Free to all participants
All children who participate in Optimist Club programs do not have to pay for these services. Everything is covered by the organization, free of charge to families.
“We want children to be able to participate regardless of whether they can afford it,” he said. “We want everyone to have the same opportunities.”
This is no small feat considering there are more than 100 children in the chess program, about 450 in basketball and nearly 100 volleyball players.

Many programs are offered for elementary and middle school students, but some of the programs — such as the oratorical and essay program — reach older students in high school. Casias said last year, a high school student won a regional contest that earned her a $25,000 scholarship from the Colorado/Wyoming Optimist District.

A commitment to local youth
The Optimist International creed is “Friends of Youth,” Casias said. The organization’s longstanding commitment to the communities it serves is to encourage children to be positive, productive citizens.
“A lot of times, I think these activities allow them to interact not only with their friends, but with other individuals in their school they might not ordinarily get to know,” he said. “These kids engage with each other for a sense of community, and while doing that, they’re given a venue to either exercise their brains or exercise their bodies.”

In Summit County, the club has been providing this service to local youth for more than 43 years. Historically, athletics were a big focus, but some athletic programs — such as baseball and soccer — grew too large to remain under the club’s direction.

The club also has some unique programming that recognizing kids who go above and beyond in areas such as academics and community service.
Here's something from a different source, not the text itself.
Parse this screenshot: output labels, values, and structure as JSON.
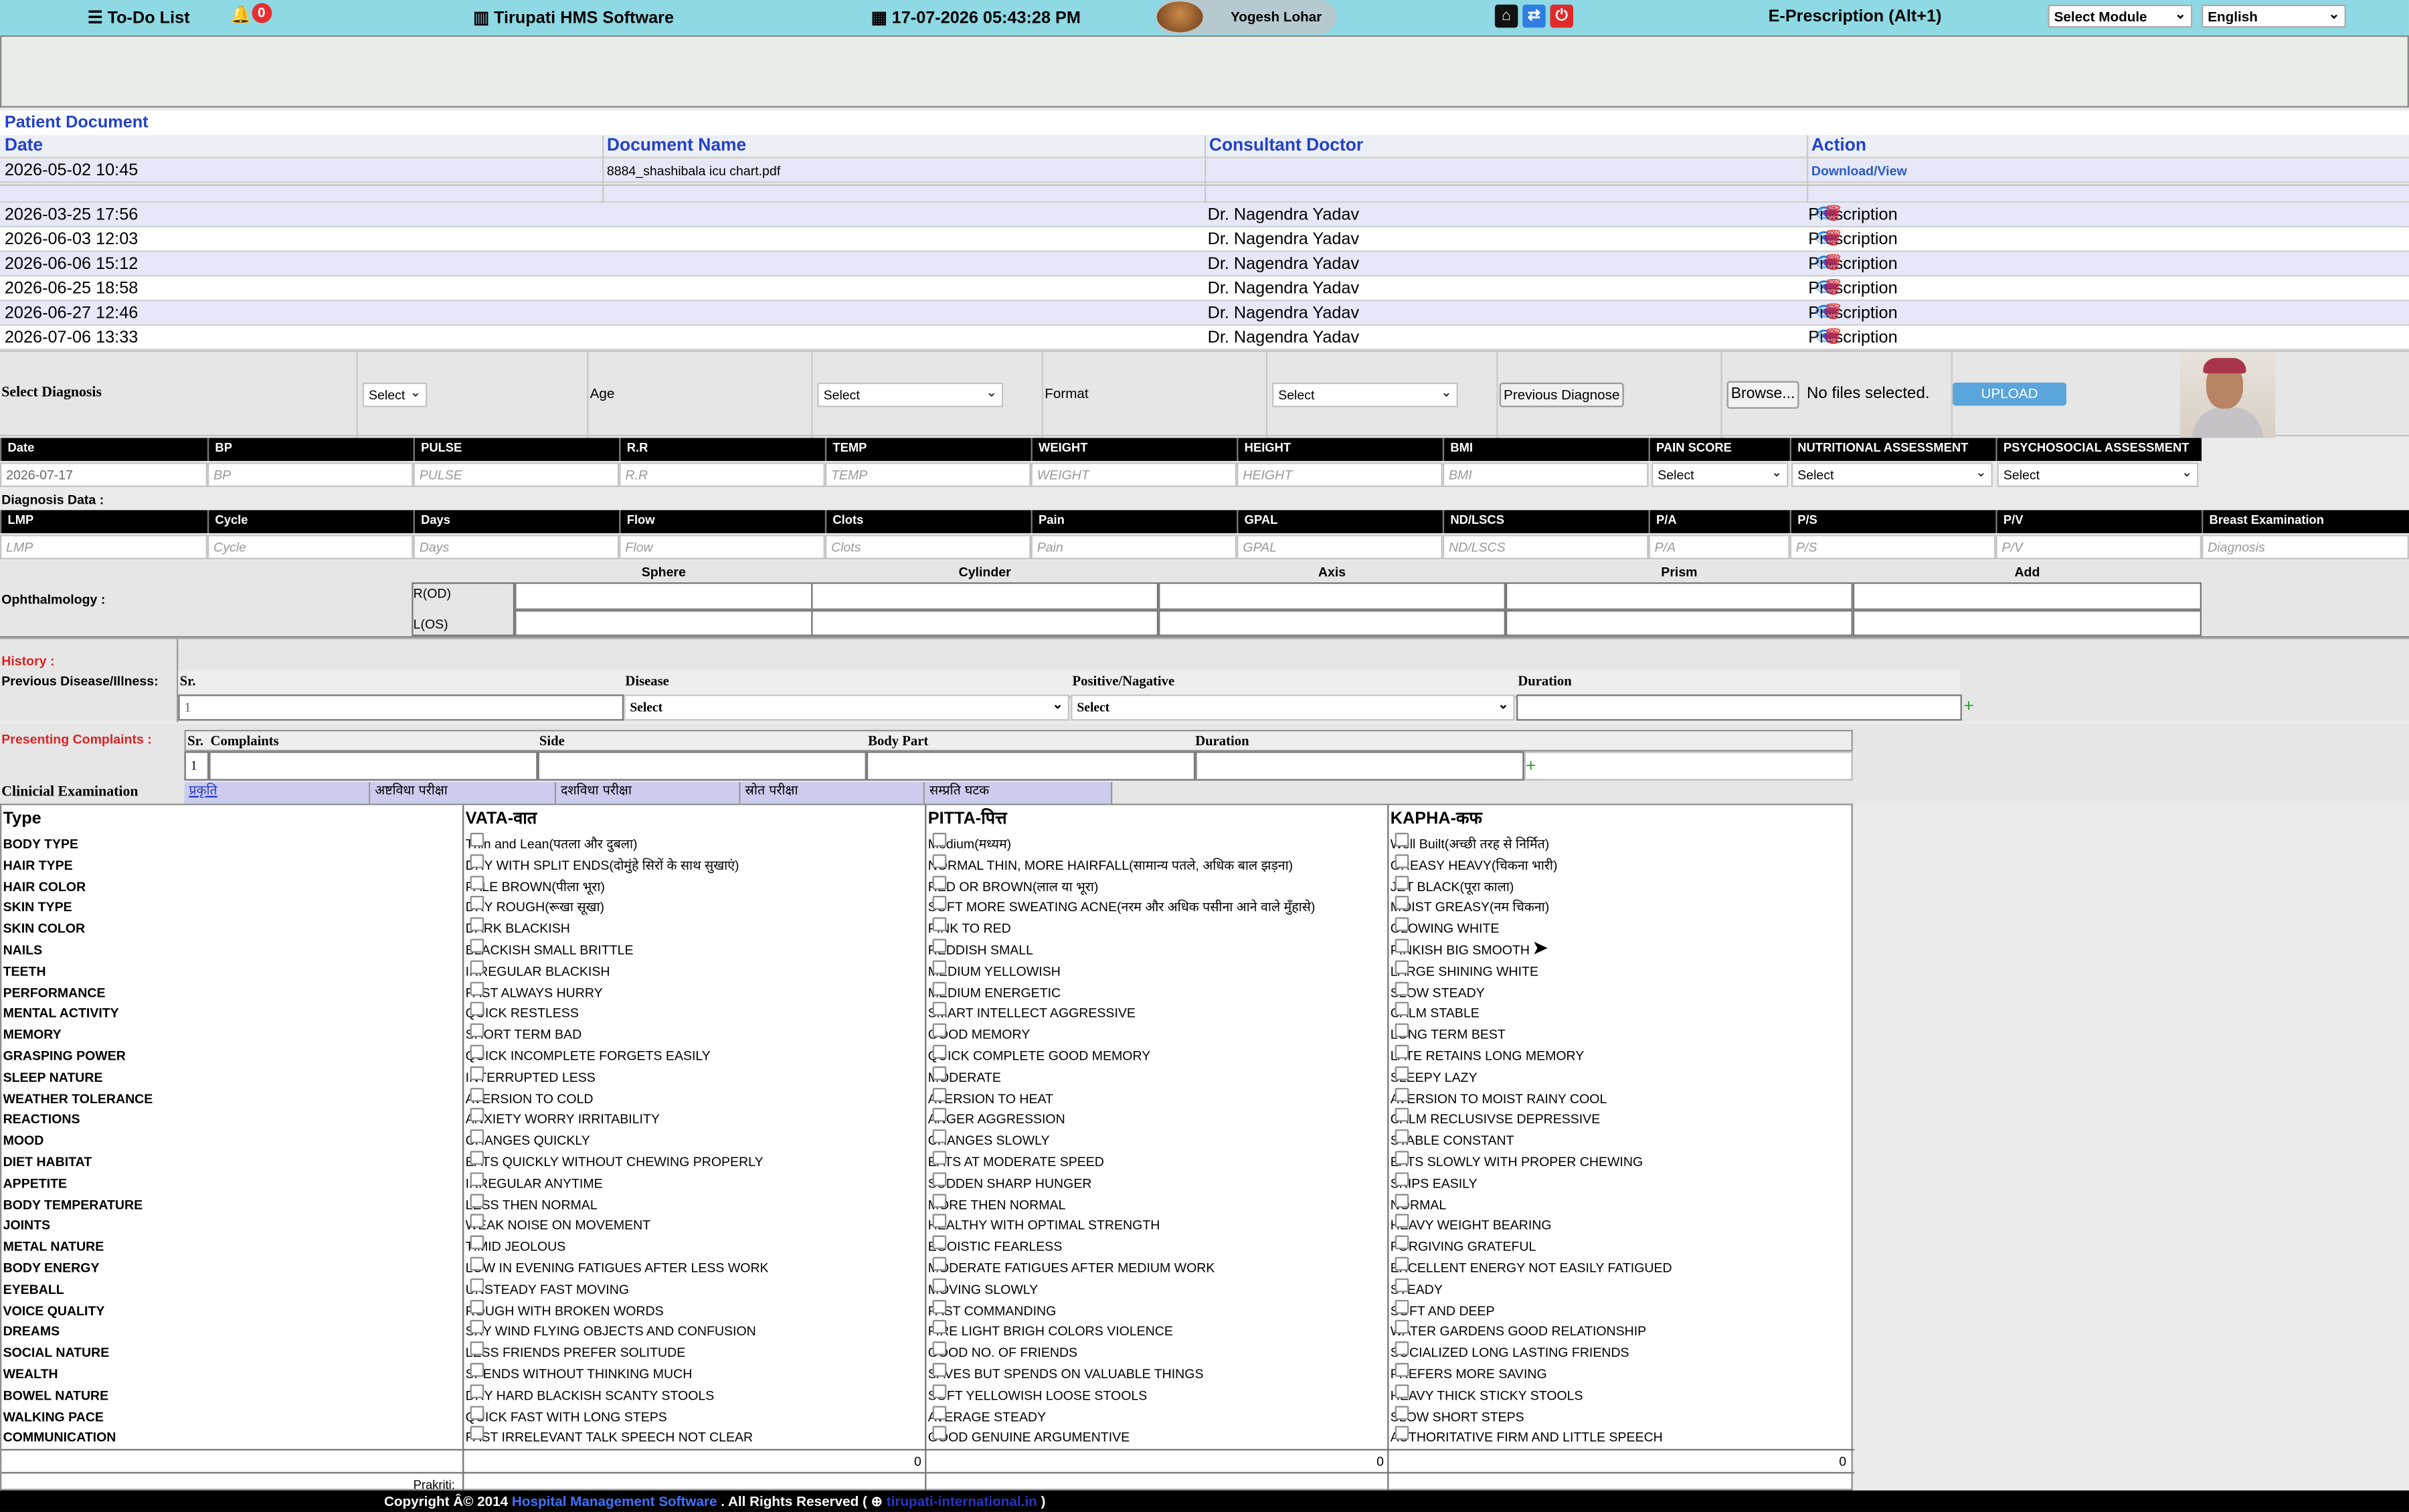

Casias said these programs help kids understand that people other than their parents are appreciative of their work and achievements. It also encourages community members to become involved with the club.
“Our meetings are the first and third Tuesday of every month, at 7:30 a.m. in the hobby room of the Community and Senior Center,” Casias said. “They’re open to the public — we’d love for anyone who’s interested in volunteering with us to become a member.”